Pour une critique de la raison cybernétique (14)
Aspirants et suppôts
IV
Commander ou faire faire
Les premiers, les saint-simoniens ont contribué à l’avènement de l’intellectuel. De leur part, le mot ne désigne ni un milieu en particulier (ni les salons ni la bohème), ni une caste (ni une contre-société ni un club), mais, essentiellement, un mode et un style d’autorité, un procédé de légitimation élitaire, le complément et le symétrique du modèle égalitaire décrit à la même époque par Tocqueville dans le cas de la démocratie américaine. Ils ne s’opposent pas au principe d’égalité (ils se placent expressément dans la lignée évangélique du christianisme), ils placent l’égalité, valeur insuffisante parce qu’abstraite, dans le domaine, concret parce que pragmatique, de l’utilité, et décrivent les appareils, l’ « exécutif » indispensables à sa mise en œuvre : banque, science et ergonomie. Les responsables de ces trois appareils forment ainsi comme l’état-major du règne de l’Utilité, au nom du « seul intérêt vraiment commun à tous les hommes », le « progrès des sciences [1] ».

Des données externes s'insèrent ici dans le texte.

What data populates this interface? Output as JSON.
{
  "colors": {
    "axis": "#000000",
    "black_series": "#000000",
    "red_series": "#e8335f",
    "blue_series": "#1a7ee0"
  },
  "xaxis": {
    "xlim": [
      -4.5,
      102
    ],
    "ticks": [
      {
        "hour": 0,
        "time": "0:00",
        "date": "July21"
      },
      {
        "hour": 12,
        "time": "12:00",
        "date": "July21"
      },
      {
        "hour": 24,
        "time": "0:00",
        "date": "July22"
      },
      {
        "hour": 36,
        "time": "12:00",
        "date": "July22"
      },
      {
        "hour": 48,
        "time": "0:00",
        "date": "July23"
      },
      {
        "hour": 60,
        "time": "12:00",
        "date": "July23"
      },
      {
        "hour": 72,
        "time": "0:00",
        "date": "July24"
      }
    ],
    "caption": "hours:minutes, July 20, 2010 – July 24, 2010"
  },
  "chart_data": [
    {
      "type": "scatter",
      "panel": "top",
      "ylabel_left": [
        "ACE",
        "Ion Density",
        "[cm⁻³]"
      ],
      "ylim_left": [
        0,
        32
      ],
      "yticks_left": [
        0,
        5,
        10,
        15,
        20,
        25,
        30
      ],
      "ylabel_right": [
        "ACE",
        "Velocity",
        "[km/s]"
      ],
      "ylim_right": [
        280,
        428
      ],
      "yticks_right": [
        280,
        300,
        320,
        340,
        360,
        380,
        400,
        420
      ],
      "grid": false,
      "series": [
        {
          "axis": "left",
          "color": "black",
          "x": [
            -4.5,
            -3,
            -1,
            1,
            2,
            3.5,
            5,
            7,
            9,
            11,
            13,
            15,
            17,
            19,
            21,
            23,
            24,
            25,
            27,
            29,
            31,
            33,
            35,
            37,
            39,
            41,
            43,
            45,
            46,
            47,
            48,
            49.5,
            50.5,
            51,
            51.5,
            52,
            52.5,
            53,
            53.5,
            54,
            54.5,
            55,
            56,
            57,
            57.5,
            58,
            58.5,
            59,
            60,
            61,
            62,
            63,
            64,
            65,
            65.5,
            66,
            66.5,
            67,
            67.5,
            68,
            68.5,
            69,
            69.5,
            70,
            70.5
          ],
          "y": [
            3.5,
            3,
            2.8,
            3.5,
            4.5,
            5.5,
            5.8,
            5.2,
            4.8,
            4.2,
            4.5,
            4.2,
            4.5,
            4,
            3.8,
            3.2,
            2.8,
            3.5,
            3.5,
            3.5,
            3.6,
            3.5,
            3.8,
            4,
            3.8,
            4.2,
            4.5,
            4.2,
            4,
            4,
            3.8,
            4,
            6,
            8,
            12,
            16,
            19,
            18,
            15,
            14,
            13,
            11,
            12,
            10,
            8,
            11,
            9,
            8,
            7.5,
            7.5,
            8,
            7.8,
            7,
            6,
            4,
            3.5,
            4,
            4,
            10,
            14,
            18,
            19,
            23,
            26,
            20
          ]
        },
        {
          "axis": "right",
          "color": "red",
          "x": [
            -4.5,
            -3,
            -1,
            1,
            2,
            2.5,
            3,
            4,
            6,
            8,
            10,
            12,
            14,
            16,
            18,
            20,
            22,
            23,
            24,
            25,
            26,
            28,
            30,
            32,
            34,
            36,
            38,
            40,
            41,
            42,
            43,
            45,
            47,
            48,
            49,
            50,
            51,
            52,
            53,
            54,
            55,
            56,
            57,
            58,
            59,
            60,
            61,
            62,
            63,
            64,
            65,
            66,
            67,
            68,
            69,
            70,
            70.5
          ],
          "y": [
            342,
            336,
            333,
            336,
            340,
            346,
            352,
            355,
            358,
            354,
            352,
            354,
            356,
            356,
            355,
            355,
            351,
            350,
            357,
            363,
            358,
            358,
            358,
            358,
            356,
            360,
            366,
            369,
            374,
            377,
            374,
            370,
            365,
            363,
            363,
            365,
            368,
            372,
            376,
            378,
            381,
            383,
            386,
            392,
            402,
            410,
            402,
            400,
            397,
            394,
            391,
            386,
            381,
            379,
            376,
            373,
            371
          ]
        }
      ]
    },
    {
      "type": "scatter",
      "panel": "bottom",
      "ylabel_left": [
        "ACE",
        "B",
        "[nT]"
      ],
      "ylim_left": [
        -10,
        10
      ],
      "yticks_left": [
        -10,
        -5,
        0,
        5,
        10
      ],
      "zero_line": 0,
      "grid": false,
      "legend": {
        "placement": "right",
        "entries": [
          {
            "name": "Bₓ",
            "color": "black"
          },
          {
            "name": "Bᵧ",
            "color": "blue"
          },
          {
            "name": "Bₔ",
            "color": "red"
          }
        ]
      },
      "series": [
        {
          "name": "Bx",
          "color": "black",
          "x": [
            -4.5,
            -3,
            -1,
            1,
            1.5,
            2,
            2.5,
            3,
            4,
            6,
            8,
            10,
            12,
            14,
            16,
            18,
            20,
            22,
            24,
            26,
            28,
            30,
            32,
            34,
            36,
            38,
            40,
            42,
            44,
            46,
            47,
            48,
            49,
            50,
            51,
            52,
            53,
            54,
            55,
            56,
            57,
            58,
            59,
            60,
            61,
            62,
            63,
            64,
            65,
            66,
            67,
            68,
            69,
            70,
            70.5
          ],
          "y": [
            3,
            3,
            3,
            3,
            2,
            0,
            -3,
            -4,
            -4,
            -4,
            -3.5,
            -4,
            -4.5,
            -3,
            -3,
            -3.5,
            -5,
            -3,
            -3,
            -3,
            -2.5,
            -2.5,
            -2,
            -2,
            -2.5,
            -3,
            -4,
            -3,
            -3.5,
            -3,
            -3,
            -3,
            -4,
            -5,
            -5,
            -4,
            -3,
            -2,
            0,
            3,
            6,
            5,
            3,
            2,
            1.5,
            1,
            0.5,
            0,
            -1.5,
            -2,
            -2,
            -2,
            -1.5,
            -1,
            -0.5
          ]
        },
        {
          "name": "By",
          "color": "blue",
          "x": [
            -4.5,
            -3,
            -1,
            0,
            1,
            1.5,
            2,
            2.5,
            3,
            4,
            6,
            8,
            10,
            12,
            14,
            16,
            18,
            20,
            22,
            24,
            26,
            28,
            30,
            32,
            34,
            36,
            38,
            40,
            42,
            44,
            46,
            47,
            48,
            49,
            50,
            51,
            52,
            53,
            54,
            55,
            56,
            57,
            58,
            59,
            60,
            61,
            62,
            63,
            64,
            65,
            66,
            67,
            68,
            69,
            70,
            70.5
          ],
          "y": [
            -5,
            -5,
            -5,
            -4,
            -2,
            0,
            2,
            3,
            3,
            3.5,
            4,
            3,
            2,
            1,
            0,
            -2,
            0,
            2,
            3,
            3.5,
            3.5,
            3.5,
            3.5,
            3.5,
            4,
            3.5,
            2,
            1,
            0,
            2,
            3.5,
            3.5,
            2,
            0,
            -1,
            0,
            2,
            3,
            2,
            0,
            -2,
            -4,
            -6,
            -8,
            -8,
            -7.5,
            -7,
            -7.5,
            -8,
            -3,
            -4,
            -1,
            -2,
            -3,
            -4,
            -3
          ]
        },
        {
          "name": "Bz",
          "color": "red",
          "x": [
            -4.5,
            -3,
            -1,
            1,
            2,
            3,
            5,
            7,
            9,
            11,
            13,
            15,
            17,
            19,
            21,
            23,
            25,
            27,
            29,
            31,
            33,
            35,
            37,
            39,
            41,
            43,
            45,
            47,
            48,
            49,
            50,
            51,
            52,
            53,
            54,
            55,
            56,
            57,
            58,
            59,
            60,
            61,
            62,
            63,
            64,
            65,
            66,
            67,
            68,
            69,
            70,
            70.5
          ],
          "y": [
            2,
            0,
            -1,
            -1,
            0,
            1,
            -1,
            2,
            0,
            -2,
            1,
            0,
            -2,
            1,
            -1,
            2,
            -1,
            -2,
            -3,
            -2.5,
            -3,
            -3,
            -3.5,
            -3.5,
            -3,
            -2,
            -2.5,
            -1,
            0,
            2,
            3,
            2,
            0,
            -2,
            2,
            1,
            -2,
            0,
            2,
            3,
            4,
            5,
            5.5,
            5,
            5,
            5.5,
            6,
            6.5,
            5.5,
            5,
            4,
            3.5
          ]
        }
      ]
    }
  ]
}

Comment ne pas rapprocher Saint-Simon et Tocqueville, les deux penseurs complémentaires de la même époque du libéralisme, lui-même doctrine double, à la fois politique et économique ? L’élite managériale conçue par Saint-Simon vise précisément à définir et à concréter, à faire apparaître les puissances invisibles dont Tocqueville redoute beaucoup qu’elles manipulent l’espace public de la démocratie égalitaire qu’il visite en Amérique : « Au-dessus de ces hommes égaux et libres s’élève alors un immense pouvoir qui travaille à leur bonheur, pourvoit à leur sécurité, facilite leurs plaisirs. » D’un point de vue libéral, on peut « régler » la formation des élites et réduire ainsi l’emprise des démagogues, des faux prophètes et des aventuriers de la démocratie sur la foule. Les libéraux se définissent d’eux-mêmes comme des optimistes en ce qu’ils jugent possible de contenir la croyance superstitieuse en l’action sournoise des puissances occultes : les élites personnifient et manifestent la règle élémentaire de la concurrence démocratique. Point de vue qui atteindra sa maturité théorique dans les analyses respectives du totalitarisme de Hannah Arendt et d’Eric Voegelin (« encanaillement des élites », disait-il de l’hitlérisme).
Les imprécateurs
L’ardeur avec laquelle le milieu intellectuel peut, au grand jour, jeter l’anathème dans ses propres rangs n’a pas d’équivalent, ce qui fait d’elle un véritable marqueur, un indiscutable trait distinctif – et par là, pour tout observateur, un précieux point de départ pour la réflexion. Abdelwahab Meddeb, en 2006 : « […] les demi-lettrés, agitateurs nihilistes, trouvant dans leur frustration et leur ressentiment un levier pour manipuler la lettre coranique » (Contre-prêches. Chroniques, p. 46) ; Alain Besançon, en 1977 : « Ce ne sont pas Gogol ni Dostoïevski qui font sentir l’erreur [i. e. l’emprise de l’idéologie et/ou de la religion utilisée comme un substitut de politique], mais leur retombée idéologique, les végétations parasites qui poussent à leur pied. Sous le couvert des géants proliférait à la fin de l’Ancien Régime, une tourbe assez trouble, elle aussi populiste, pleine aussi de demi-intellectuels » (préface à Andreï Amalrik, L’URSS survivra-t-elle en 1984 ?, p. 74) ; Jacques Maritain, en 1913 : « M. Bergson est tombé dans le piège préparé par les demi-savants matérialistes » (L’Impossible Antisémitisme, anthologie de 1994, p. 21). Il n’y a que des intellectuels pour traiter de « demi-intellectuels » ou de « demi-lettrés » tels de leurs confrères, et bien sûr à des fins de déconsidération et de discrédit qu’on ne trouve nulle part ailleurs (quittes, comme par compensation, à créer la catégorie du « grand intellectuel », qu’on verra décernée aussi bien à des cervelles ordinaires mais célèbres – le président Wilson intitulé « grand intellectuel » par Bergson en ambassade à Washington en 1917 – qu’à de francs coquins et scélérats à diplômes, Roger Garaudy par exemple).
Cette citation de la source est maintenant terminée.